The sight of snowdrops peeping through in January or February never fails to cheer us up – here's our pick of where to go and see them this winter.
An emblem of the end to the January gloom is already peeping through the mud, as the snowdrop season gets under way, promising snowy carpets to lift the spirits.
The NGS will be running its fourth annual snowdrop festival throughout February; all participating gardens are listed at www.ngs.org.uk/find-a-garden/snowdrop-gardens.
Many National Trust gardens also offer magnificent displays, the details of which can be found at www.nationaltrust.org.uk/lists/places-to-see-snowdrops.
North of the border, the Scottish Snowdrop Festival is under way, with more than 60 events in various locations; for details, visit www.visitscotland.com.
Below, we list some of the finest places across England to go and see these beautiful little flowers.
Berkshire – Welford Park
Said to have been planted by monks to decorate their church, Welford Park’s show of snowdrops is truly magnificent. January 30 to March 3.
Borders – Abbotsford
Impressive displays are already showing on the banks of the River Tweed at Abbotsford – snowdrops grow throughout the 120-acre estate, which is freely accessible all year round.
Cambridgeshire – Chippenham Park
Created at the end of the 17th century as an ‘Angle Dutch’ landscape comprising canals, park, woodland and formal gardens.
Cheshire – Rode Hall
There have been snowdrops in the Repton landscape at Rode Hall for nearly 200 years and they are considered one of the natural treasures of the North West. There are snowdrop walks and a farmer’s market on some days.
Cumbria – Forde Abbey
Founded by Cistercian monks 900 years ago, with a garden developed in the 1700s – open every day with snowdrop weekends throughout February.

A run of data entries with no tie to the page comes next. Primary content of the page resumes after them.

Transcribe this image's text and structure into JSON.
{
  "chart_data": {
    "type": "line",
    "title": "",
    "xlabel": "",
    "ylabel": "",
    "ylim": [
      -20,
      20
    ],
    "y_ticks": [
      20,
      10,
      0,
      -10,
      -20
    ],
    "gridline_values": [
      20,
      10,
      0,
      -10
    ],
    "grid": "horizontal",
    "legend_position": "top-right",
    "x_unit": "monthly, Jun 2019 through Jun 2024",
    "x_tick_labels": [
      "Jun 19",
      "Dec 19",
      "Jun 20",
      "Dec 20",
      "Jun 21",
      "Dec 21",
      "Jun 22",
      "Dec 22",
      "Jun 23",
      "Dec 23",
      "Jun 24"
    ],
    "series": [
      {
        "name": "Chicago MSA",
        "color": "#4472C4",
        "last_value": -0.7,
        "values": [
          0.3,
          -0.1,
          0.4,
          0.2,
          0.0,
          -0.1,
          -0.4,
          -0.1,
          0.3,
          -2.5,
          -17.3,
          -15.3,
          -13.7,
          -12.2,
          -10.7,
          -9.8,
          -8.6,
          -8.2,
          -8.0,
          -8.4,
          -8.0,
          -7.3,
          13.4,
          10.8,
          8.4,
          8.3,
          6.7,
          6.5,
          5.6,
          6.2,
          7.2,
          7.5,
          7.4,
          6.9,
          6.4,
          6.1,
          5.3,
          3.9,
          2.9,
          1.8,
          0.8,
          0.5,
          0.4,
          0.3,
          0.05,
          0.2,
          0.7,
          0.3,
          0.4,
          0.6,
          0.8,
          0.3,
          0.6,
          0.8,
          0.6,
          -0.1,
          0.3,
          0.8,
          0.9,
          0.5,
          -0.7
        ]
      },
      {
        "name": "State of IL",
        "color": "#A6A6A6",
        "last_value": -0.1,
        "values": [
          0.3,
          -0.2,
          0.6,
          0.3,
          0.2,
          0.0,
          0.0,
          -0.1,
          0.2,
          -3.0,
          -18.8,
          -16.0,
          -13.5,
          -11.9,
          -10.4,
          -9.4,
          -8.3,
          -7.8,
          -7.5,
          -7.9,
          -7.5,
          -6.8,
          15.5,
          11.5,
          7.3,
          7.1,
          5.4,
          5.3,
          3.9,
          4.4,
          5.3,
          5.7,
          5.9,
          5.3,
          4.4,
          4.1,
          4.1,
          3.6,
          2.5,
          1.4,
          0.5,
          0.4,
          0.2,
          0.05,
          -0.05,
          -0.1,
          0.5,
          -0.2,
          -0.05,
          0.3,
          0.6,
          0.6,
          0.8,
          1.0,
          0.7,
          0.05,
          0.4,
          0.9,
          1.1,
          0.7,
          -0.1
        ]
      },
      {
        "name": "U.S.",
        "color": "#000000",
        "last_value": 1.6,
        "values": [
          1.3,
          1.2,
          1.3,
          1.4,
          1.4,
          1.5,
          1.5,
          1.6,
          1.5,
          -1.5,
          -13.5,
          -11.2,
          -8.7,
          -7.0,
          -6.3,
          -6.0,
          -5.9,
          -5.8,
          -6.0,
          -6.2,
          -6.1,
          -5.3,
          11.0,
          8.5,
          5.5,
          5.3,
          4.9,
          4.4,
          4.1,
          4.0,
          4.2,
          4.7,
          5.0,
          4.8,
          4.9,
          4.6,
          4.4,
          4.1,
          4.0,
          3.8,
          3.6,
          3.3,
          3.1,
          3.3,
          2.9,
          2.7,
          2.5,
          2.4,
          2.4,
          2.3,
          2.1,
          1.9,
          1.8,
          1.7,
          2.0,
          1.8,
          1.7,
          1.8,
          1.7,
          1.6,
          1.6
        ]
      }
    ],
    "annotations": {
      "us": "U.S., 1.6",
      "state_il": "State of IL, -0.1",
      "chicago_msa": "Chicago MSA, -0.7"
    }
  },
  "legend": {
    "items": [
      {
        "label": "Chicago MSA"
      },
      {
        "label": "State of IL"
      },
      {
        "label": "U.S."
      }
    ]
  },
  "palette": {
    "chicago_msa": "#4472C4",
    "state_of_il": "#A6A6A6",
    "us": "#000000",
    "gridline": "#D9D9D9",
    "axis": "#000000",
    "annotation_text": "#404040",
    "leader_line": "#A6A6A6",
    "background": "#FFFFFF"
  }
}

Dorset – Shaftesbury Snowdrop Festival
The whole town goes Snowdrop mad throughout February.
Exmoor – Wheddon Cross
The mysterious Snowdrop Valley is a remote, privately owned spot close to Wheddon Cross. Magnificent carpets of flowers with a park-and-ride system.
Fife – Cambo
The Cambo estate has 70 beautiful acres of woodland banks that are jam-packed with rare varieties. From January 27, with tours every weekday and specialist tours run every Friday until March 11.
Gloucestershire – Colesbourne Park
One of the first gardens to open for snowdrops two decades ago, Colesbourne Park offers some of the finest displays in the UK, with 300 varieties. Weekends only until the start of March.
Kent – Goodnestone Park
Home of Jane Austen’s brother, open 11-4 every day.
Kent – Hever Castle
Anne Boleyn’s childhood home, with some 70,000 snowdrops that include unusual varieties, such as the 9in-tall Colossus.
Lincolnshire – Easton Walled Gardens
The 400-year-old Easton Walled Gardens, called ‘a dream of Nirvana’ by President Roosevelt, open daily in half-term for snowdrop walks.
Norfolk – Walsingham Abbey
The spectacular priory drew pilgrims for centuries and now the snowdrops bring in the crowds, too.
Northumberland – Howick Hall
The collection here was mostly planted between the World Wars by Lady Grey. Open to visitors in February and March.
Peebleshire – Kailzie
Also has a two-mile stretch of the River Tweed for fly-fishing. February and March.
Surrey – Gatton Park
These marvellous gardens were designed by Capability Brown.
West Sussex – West Dean Gardens
More than 500,000 spring bulbs have been planted, not just snowdrops – open every day from the start of February.
Yorkshire – Goldsborough Hall
A former royal residence, Goldsborough Hall, built in 1620 and remodelled in the 1750s, is opening its snowdrop walk on selected February days, with more than 50 rare varieties.